A stand of ancient trees, some up to 4000 years old, is under threat by a proposed wind farm development by AGL at Mount Bryan.

The Eucalyptus bicostata trees, growing in a small circle, form the only known patch of this species in South Australia and west of the Murray-Darling drainage system, making them geographically unique.

Although these trees are widespread in Victoria and southern New South Wales, the age of the Mt Bryan stand is significant.

AGL has acquired the development rights to their third South Australian wind farm, planned for Mt Bryan, comprising about 30 wind turbines with a capacity of up to 90MW.

The company already owns two other wind farms in the area at Brown Hill (95MW) and Hallett Hill (71MW).

When fully operational AGL anticipate the Hallett 3 (Mt Bryan) wind farm will generate enough renewable energy to power about 43,000 average Australian households, avoiding up to 265,000 tonnes of CO2 emissions each year.

My Bryan, which gets snow most winters, has five distinct ecosystems, plus local springs which are important to the town, according to Hallett resident, artist and gallery owner Felicity Martin.

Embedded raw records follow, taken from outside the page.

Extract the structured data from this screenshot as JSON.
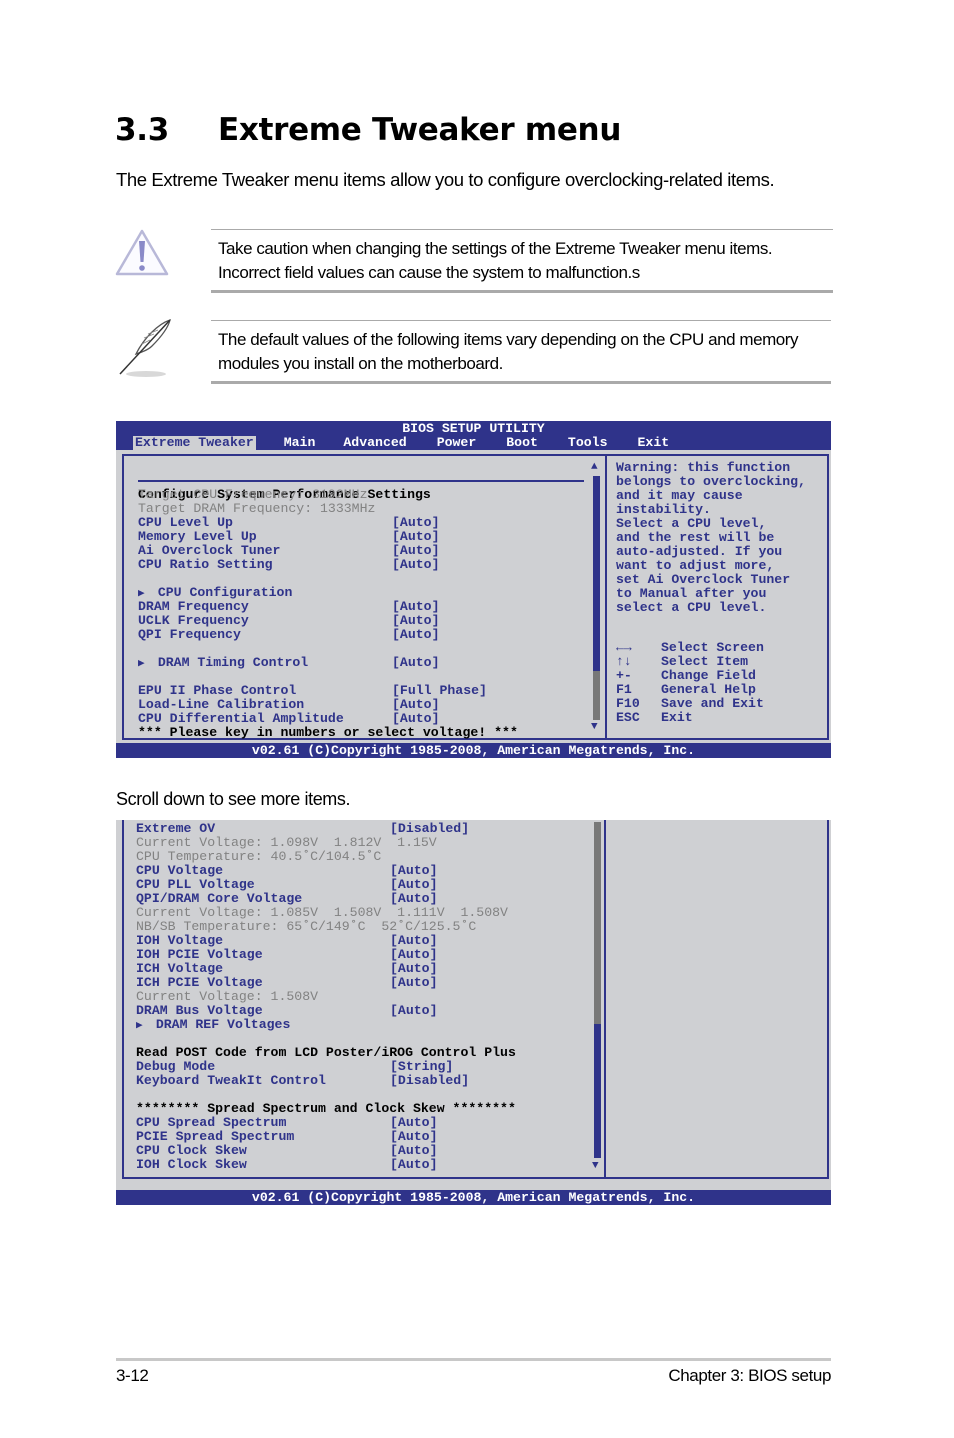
{
  "page": {
    "section_number": "3.3",
    "section_title": "Extreme Tweaker menu",
    "intro": "The Extreme Tweaker menu items allow you to configure overclocking-related items.",
    "caution_note": "Take caution when changing the settings of the Extreme Tweaker menu items. Incorrect field values can cause the system to malfunction.s",
    "info_note": "The default values of the following items vary depending on the CPU and memory modules you install on the motherboard.",
    "scroll_label": "Scroll down to see more items.",
    "footer_page": "3-12",
    "footer_chapter": "Chapter 3: BIOS setup"
  },
  "icons": {
    "caution": "warning-triangle-icon",
    "note": "quill-pen-icon",
    "submenu": "triangle-right-icon",
    "scroll_up": "scroll-up-arrow-icon",
    "scroll_down": "scroll-down-arrow-icon"
  },
  "colors": {
    "bios_blue": "#2f338a",
    "bios_bg": "#cfd0d3",
    "bios_grey_text": "#828282",
    "scroll_thumb_grey": "#787878"
  },
  "bios": {
    "utility_title": "BIOS SETUP UTILITY",
    "menu": [
      "Extreme Tweaker",
      "Main",
      "Advanced",
      "Power",
      "Boot",
      "Tools",
      "Exit"
    ],
    "active_menu": "Extreme Tweaker",
    "copyright": "v02.61 (C)Copyright 1985-2008, American Megatrends, Inc.",
    "screen1": {
      "heading": "Configure System Performance Settings",
      "scroll_position": 0.8,
      "lines": [
        {
          "type": "info",
          "text": "Target CPU Frequency: 3192MHz"
        },
        {
          "type": "info",
          "text": "Target DRAM Frequency: 1333MHz"
        },
        {
          "type": "item",
          "label": "CPU Level Up",
          "value": "[Auto]"
        },
        {
          "type": "item",
          "label": "Memory Level Up",
          "value": "[Auto]"
        },
        {
          "type": "item",
          "label": "Ai Overclock Tuner",
          "value": "[Auto]"
        },
        {
          "type": "item",
          "label": "CPU Ratio Setting",
          "value": "[Auto]"
        },
        {
          "type": "blank"
        },
        {
          "type": "submenu",
          "label": "CPU Configuration",
          "value": ""
        },
        {
          "type": "item",
          "label": "DRAM Frequency",
          "value": "[Auto]"
        },
        {
          "type": "item",
          "label": "UCLK Frequency",
          "value": "[Auto]"
        },
        {
          "type": "item",
          "label": "QPI Frequency",
          "value": "[Auto]"
        },
        {
          "type": "blank"
        },
        {
          "type": "submenu",
          "label": "DRAM Timing Control",
          "value": "[Auto]"
        },
        {
          "type": "blank"
        },
        {
          "type": "item",
          "label": "EPU II Phase Control",
          "value": "[Full Phase]"
        },
        {
          "type": "item",
          "label": "Load-Line Calibration",
          "value": "[Auto]"
        },
        {
          "type": "item",
          "label": "CPU Differential Amplitude",
          "value": "[Auto]"
        },
        {
          "type": "header",
          "text": "*** Please key in numbers or select voltage! ***"
        }
      ],
      "help_text": [
        "Warning: this function",
        "belongs to overclocking,",
        "and it may cause",
        "instability.",
        "Select a CPU level,",
        "and the rest will be",
        "auto-adjusted. If you",
        "want to adjust more,",
        "set Ai Overclock Tuner",
        "to Manual after you",
        "select a CPU level."
      ],
      "keys": [
        {
          "key": "←→",
          "action": "Select Screen"
        },
        {
          "key": "↑↓",
          "action": "Select Item"
        },
        {
          "key": "+-",
          "action": "Change Field"
        },
        {
          "key": "F1",
          "action": "General Help"
        },
        {
          "key": "F10",
          "action": "Save and Exit"
        },
        {
          "key": "ESC",
          "action": "Exit"
        }
      ]
    },
    "screen2": {
      "scroll_position": 0.4,
      "lines": [
        {
          "type": "item",
          "label": "Extreme OV",
          "value": "[Disabled]"
        },
        {
          "type": "info",
          "text": "Current Voltage: 1.098V  1.812V  1.15V"
        },
        {
          "type": "info",
          "text": "CPU Temperature: 40.5˚C/104.5˚C"
        },
        {
          "type": "item",
          "label": "CPU Voltage",
          "value": "[Auto]"
        },
        {
          "type": "item",
          "label": "CPU PLL Voltage",
          "value": "[Auto]"
        },
        {
          "type": "item",
          "label": "QPI/DRAM Core Voltage",
          "value": "[Auto]"
        },
        {
          "type": "info",
          "text": "Current Voltage: 1.085V  1.508V  1.111V  1.508V"
        },
        {
          "type": "info",
          "text": "NB/SB Temperature: 65˚C/149˚C  52˚C/125.5˚C"
        },
        {
          "type": "item",
          "label": "IOH Voltage",
          "value": "[Auto]"
        },
        {
          "type": "item",
          "label": "IOH PCIE Voltage",
          "value": "[Auto]"
        },
        {
          "type": "item",
          "label": "ICH Voltage",
          "value": "[Auto]"
        },
        {
          "type": "item",
          "label": "ICH PCIE Voltage",
          "value": "[Auto]"
        },
        {
          "type": "info",
          "text": "Current Voltage: 1.508V"
        },
        {
          "type": "item",
          "label": "DRAM Bus Voltage",
          "value": "[Auto]"
        },
        {
          "type": "submenu",
          "label": "DRAM REF Voltages",
          "value": ""
        },
        {
          "type": "blank"
        },
        {
          "type": "header",
          "text": "Read POST Code from LCD Poster/iROG Control Plus"
        },
        {
          "type": "item",
          "label": "Debug Mode",
          "value": "[String]"
        },
        {
          "type": "item",
          "label": "Keyboard TweakIt Control",
          "value": "[Disabled]"
        },
        {
          "type": "blank"
        },
        {
          "type": "header",
          "text": "******** Spread Spectrum and Clock Skew ********"
        },
        {
          "type": "item",
          "label": "CPU Spread Spectrum",
          "value": "[Auto]"
        },
        {
          "type": "item",
          "label": "PCIE Spread Spectrum",
          "value": "[Auto]"
        },
        {
          "type": "item",
          "label": "CPU Clock Skew",
          "value": "[Auto]"
        },
        {
          "type": "item",
          "label": "IOH Clock Skew",
          "value": "[Auto]"
        }
      ]
    }
  }
}
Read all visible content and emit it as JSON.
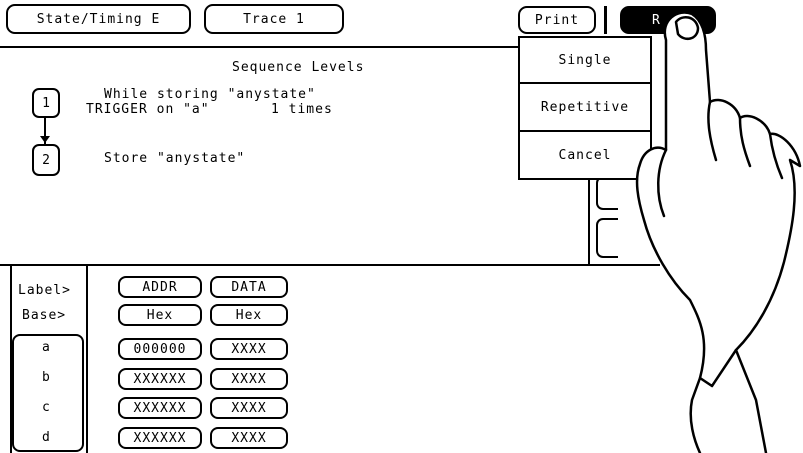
{
  "header": {
    "mode_button": "State/Timing E",
    "trace_button": "Trace 1",
    "print_button": "Print",
    "run_button": "R"
  },
  "sequence": {
    "title": "Sequence Levels",
    "levels": [
      {
        "number": "1",
        "line1": "While storing \"anystate\"",
        "line2": "TRIGGER on \"a\"",
        "times": "1 times"
      },
      {
        "number": "2",
        "line1": "Store \"anystate\""
      }
    ]
  },
  "run_menu": {
    "items": [
      "Single",
      "Repetitive",
      "Cancel"
    ]
  },
  "term_table": {
    "label_header": "Label>",
    "base_header": "Base>",
    "columns": [
      {
        "label": "ADDR",
        "base": "Hex"
      },
      {
        "label": "DATA",
        "base": "Hex"
      }
    ],
    "rows": [
      {
        "term": "a",
        "addr": "000000",
        "data": "XXXX"
      },
      {
        "term": "b",
        "addr": "XXXXXX",
        "data": "XXXX"
      },
      {
        "term": "c",
        "addr": "XXXXXX",
        "data": "XXXX"
      },
      {
        "term": "d",
        "addr": "XXXXXX",
        "data": "XXXX"
      }
    ]
  }
}
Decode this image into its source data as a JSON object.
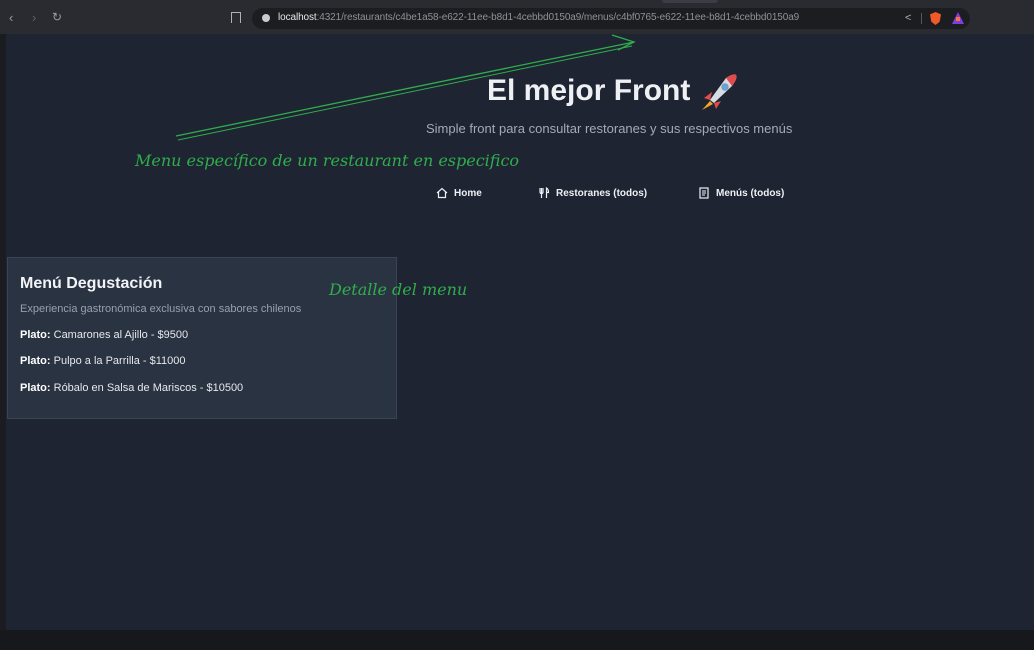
{
  "browser": {
    "back_icon": "chevron-left-icon",
    "forward_icon": "chevron-right-icon",
    "reload_icon": "reload-icon",
    "url_host": "localhost",
    "url_rest": ":4321/restaurants/c4be1a58-e622-11ee-b8d1-4cebbd0150a9/menus/c4bf0765-e622-11ee-b8d1-4cebbd0150a9"
  },
  "header": {
    "title": "El mejor Front",
    "subtitle": "Simple front para consultar restoranes y sus respectivos menús"
  },
  "nav": {
    "home": "Home",
    "restaurants": "Restoranes (todos)",
    "menus": "Menús (todos)"
  },
  "annotations": {
    "top": "Menu específico de un restaurant en especifico",
    "card": "Detalle del menu"
  },
  "menu": {
    "name": "Menú Degustación",
    "description": "Experiencia gastronómica exclusiva con sabores chilenos",
    "dish_label": "Plato:",
    "dishes": [
      " Camarones al Ajillo - $9500",
      " Pulpo a la Parrilla - $11000",
      " Róbalo en Salsa de Mariscos - $10500"
    ]
  },
  "colors": {
    "page_bg": "#1f2433",
    "card_bg": "#2a3342",
    "annotation": "#2fae4b"
  }
}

She said she believed a tree within the stand of blue gums may be one of the oldest in South Australia.

“… and provides an important link in the formation of this continent, with this tree providing a link to Tasmania,” Ms Martin said.

“It is now under serious threat due to a large wind turbine development, which is going to have one turbine placed right next to it.”

She said the consequent damage done by extensive earthworks impinging within 10-20 metres of the tree stand was also a significant issue.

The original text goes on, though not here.